I would maintain that Didi is an adherent of NewJudaism, that elevates international brotherhood over the selfish tribal obsession with a Jewish state. As I have stated repeatedly before, all references to Jerusalem are metaphorical, therefore our Jerusalem is anywhere where we choose. On the other hands, the Palestinians have only one Jerusalem, and that is why Jews need to relinquish not only Sheikh Jarrah and Silwan and the Old City, but Baqa, Talpiot and all of west Jerusalem as well. Why do you think there are no embassies in West Jersualem, which is part of pre-1967 israel? It is because the world expects better behavior from the Jewish people and to paraphrase famed scholar Yeshiahu Leibowitz, to legitimize a land fetish

4infidels said...


I believe you are on to the truth of the matter.
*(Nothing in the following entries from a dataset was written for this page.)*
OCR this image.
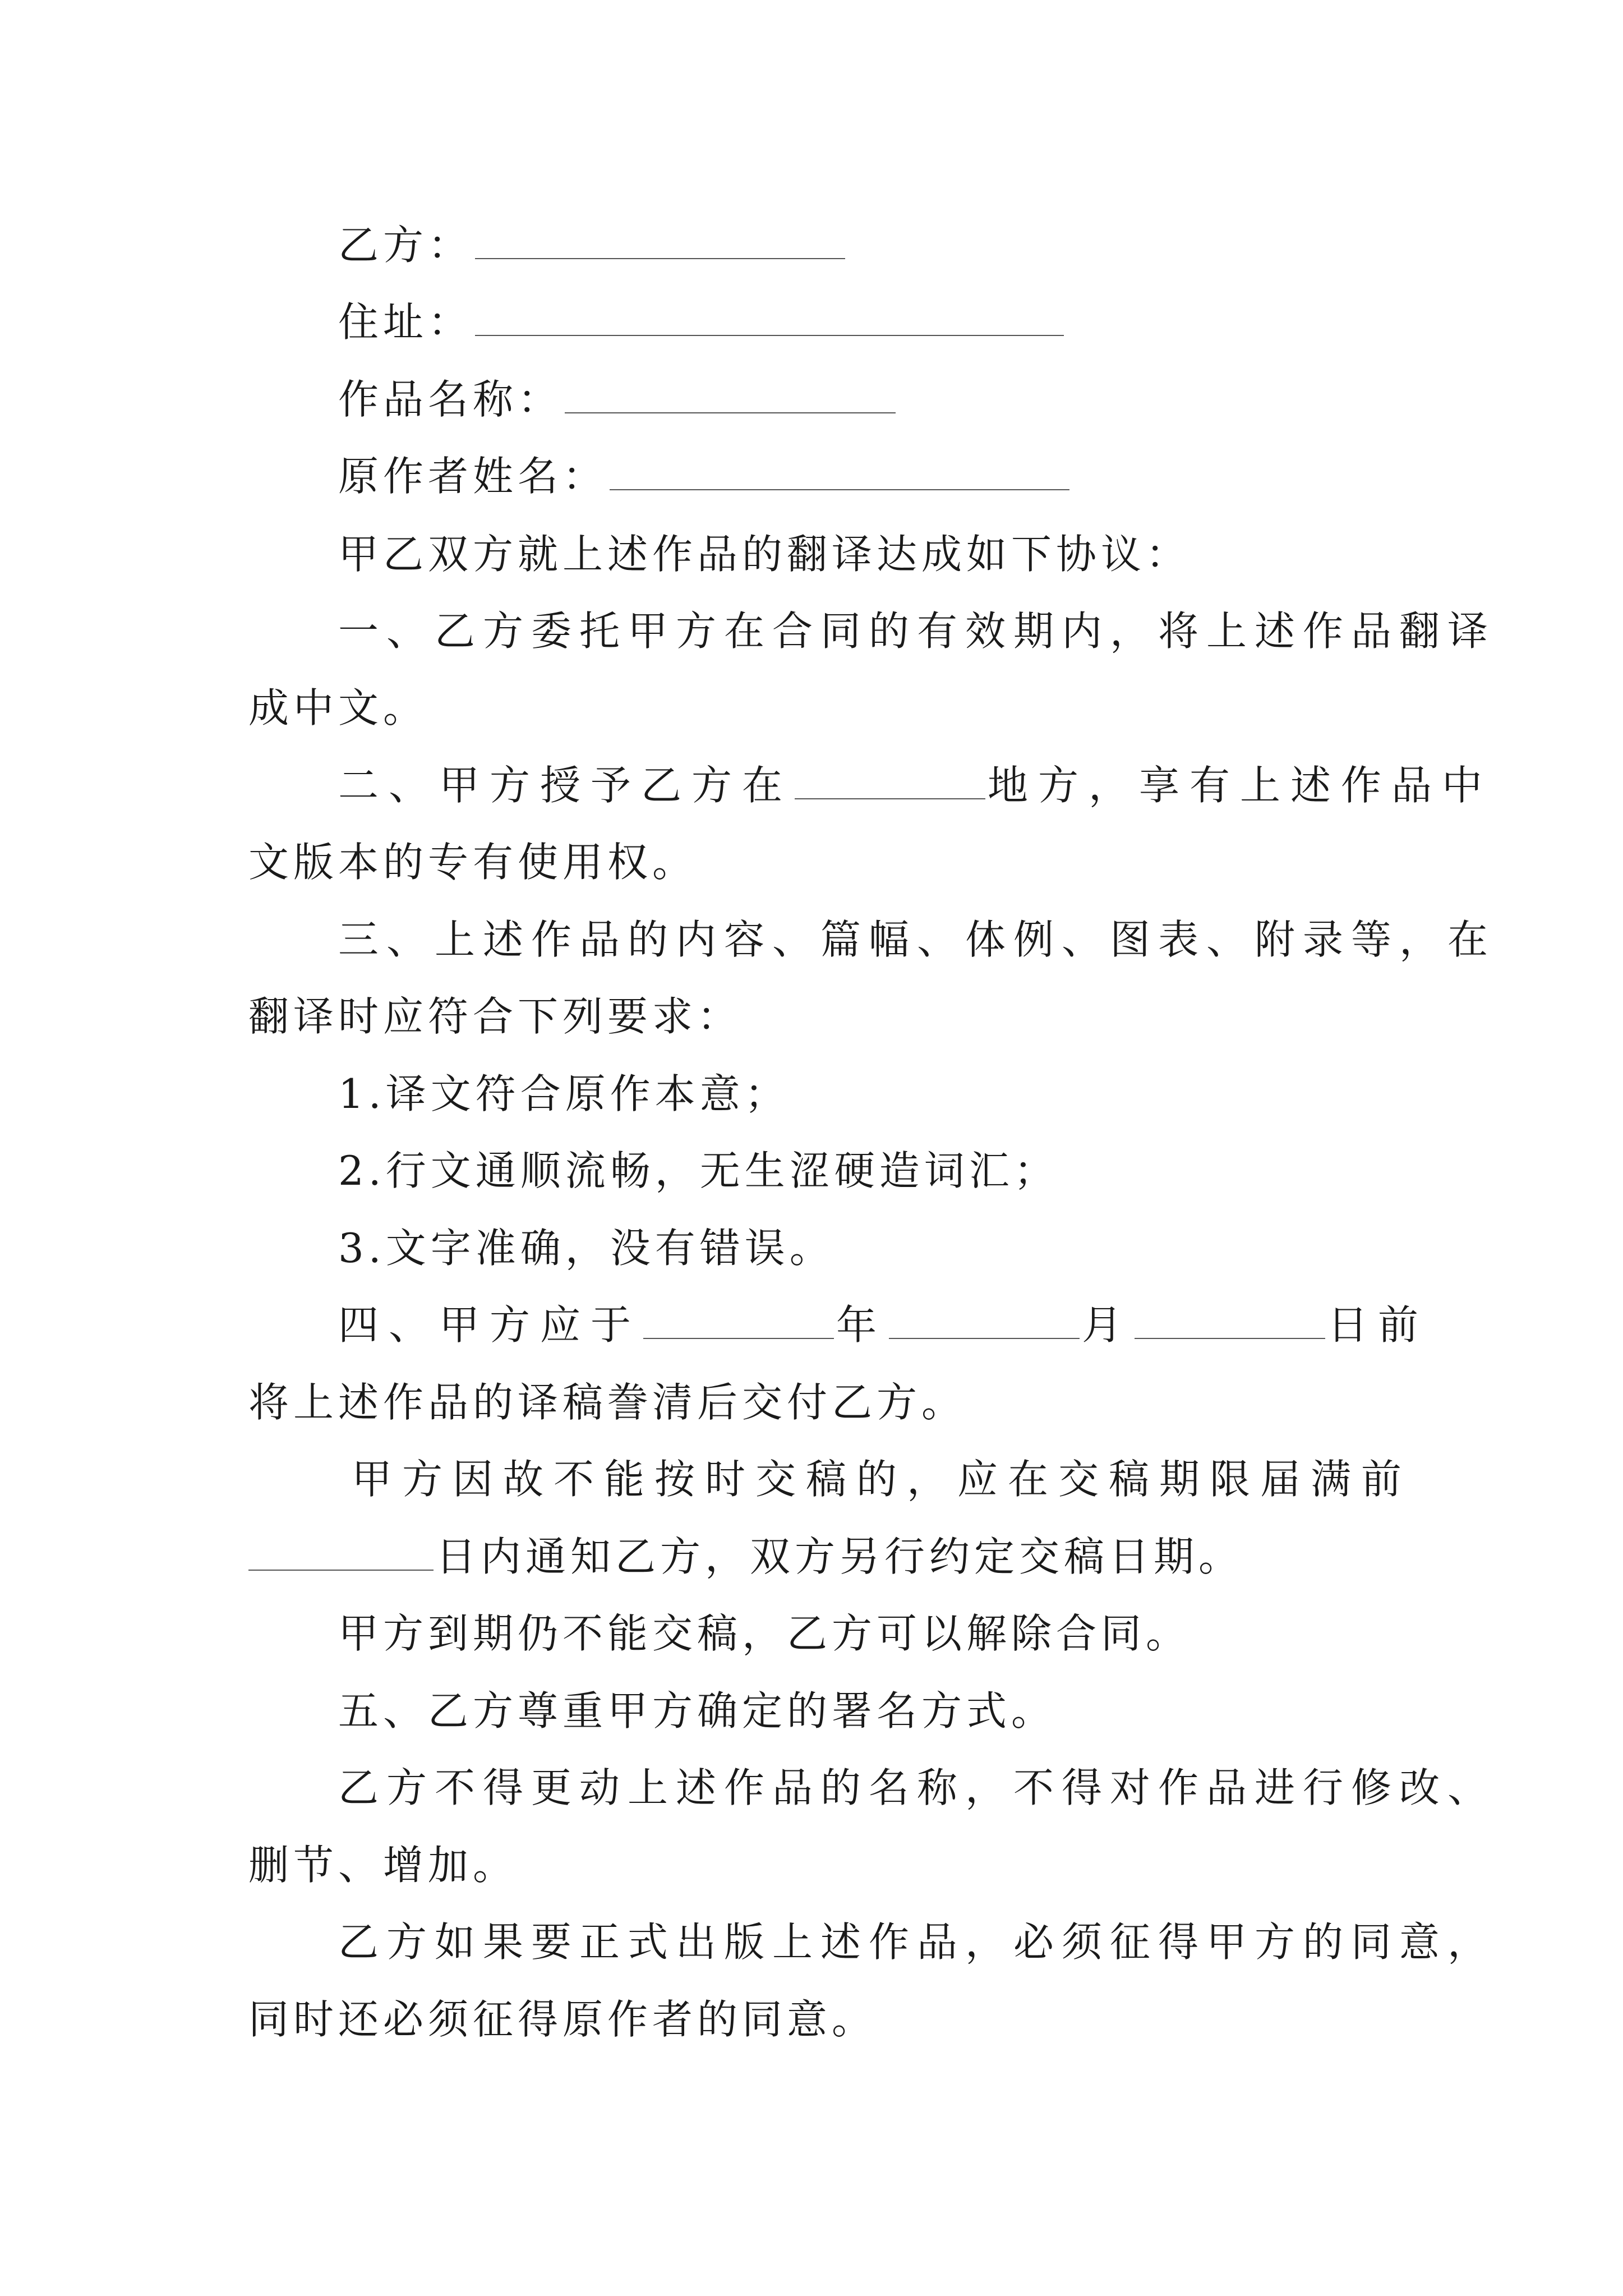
乙方：
住址：
作品名称：
原作者姓名：
甲乙双方就上述作品的翻译达成如下协议：
一、乙方委托甲方在合同的有效期内，将上述作品翻译
成中文。
二、甲方授予乙方在	地方，享有上述作品中
文版本的专有使用权。
三、上述作品的内容、篇幅、体例、图表、附录等，在
翻译时应符合下列要求：
1.译文符合原作本意；
2.行文通顺流畅，无生涩硬造词汇；
3.文字准确，没有错误。
四、甲方应于	年	月	日前
将上述作品的译稿誊清后交付乙方。
甲方因故不能按时交稿的，应在交稿期限届满前
日内通知乙方，双方另行约定交稿日期。
甲方到期仍不能交稿，乙方可以解除合同。
五、乙方尊重甲方确定的署名方式。
乙方不得更动上述作品的名称，不得对作品进行修改、
删节、增加。
乙方如果要正式出版上述作品，必须征得甲方的同意，
同时还必须征得原作者的同意。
If it wasn't this issue, then it would be something else for the Palestinians and their amen-corner in the West to scream at Israel about. For the Western powers and Western elites, it would be an unthinkable act of imperialism, colonialism and racism to interfere in any other nation in Asia or Africa exploring its history and excavating/revitalizing historic areas of its capital.

When the Muslims in Iraq or the Palestinians claim another Jewish holy site as holy to Muslims and build a mosque there, the NY Times and other media treat those claims, even if made literally yesterday, as having as much or more validity as Jewish claims.

Jews asserting their historic or religious connection to these places is seen as a provocation or a move to solidify political claims. When Palestinian/Arab/Muslim do the same, at places they often started venerating recently because of their importance to Jews, the NY Times treats those Muslim claims as something that deserves the utmost respect, lest we find ourselves insensitive to the religious devotion and passions of Muslims, which always and everywhere good taste means we must indulge and admire.

Anonymous said...

congrats Toni
this time around you made me chuckle while bristling


AKUS said...

Well, we now see the next step in delgitimizing israel and the Jewish connection to Israel.

So we weren't really Jews.

We were only "proto-Jews".

But its strange that even though there were actually no Palestinians before Arafat invented the Palestinian myth in 1967, no doubt Didi Remez would probably be happy to use the term "proto-Palestinian" to "prove" that today's recently created Palestinians were actually always really Palestinians, even when they were actually just a group of people occupying a part of the old Ottoman empire, then Egyptian Gaza and Jordanian West Bank, and, of course, those in Jordan were "proto-Jordanians".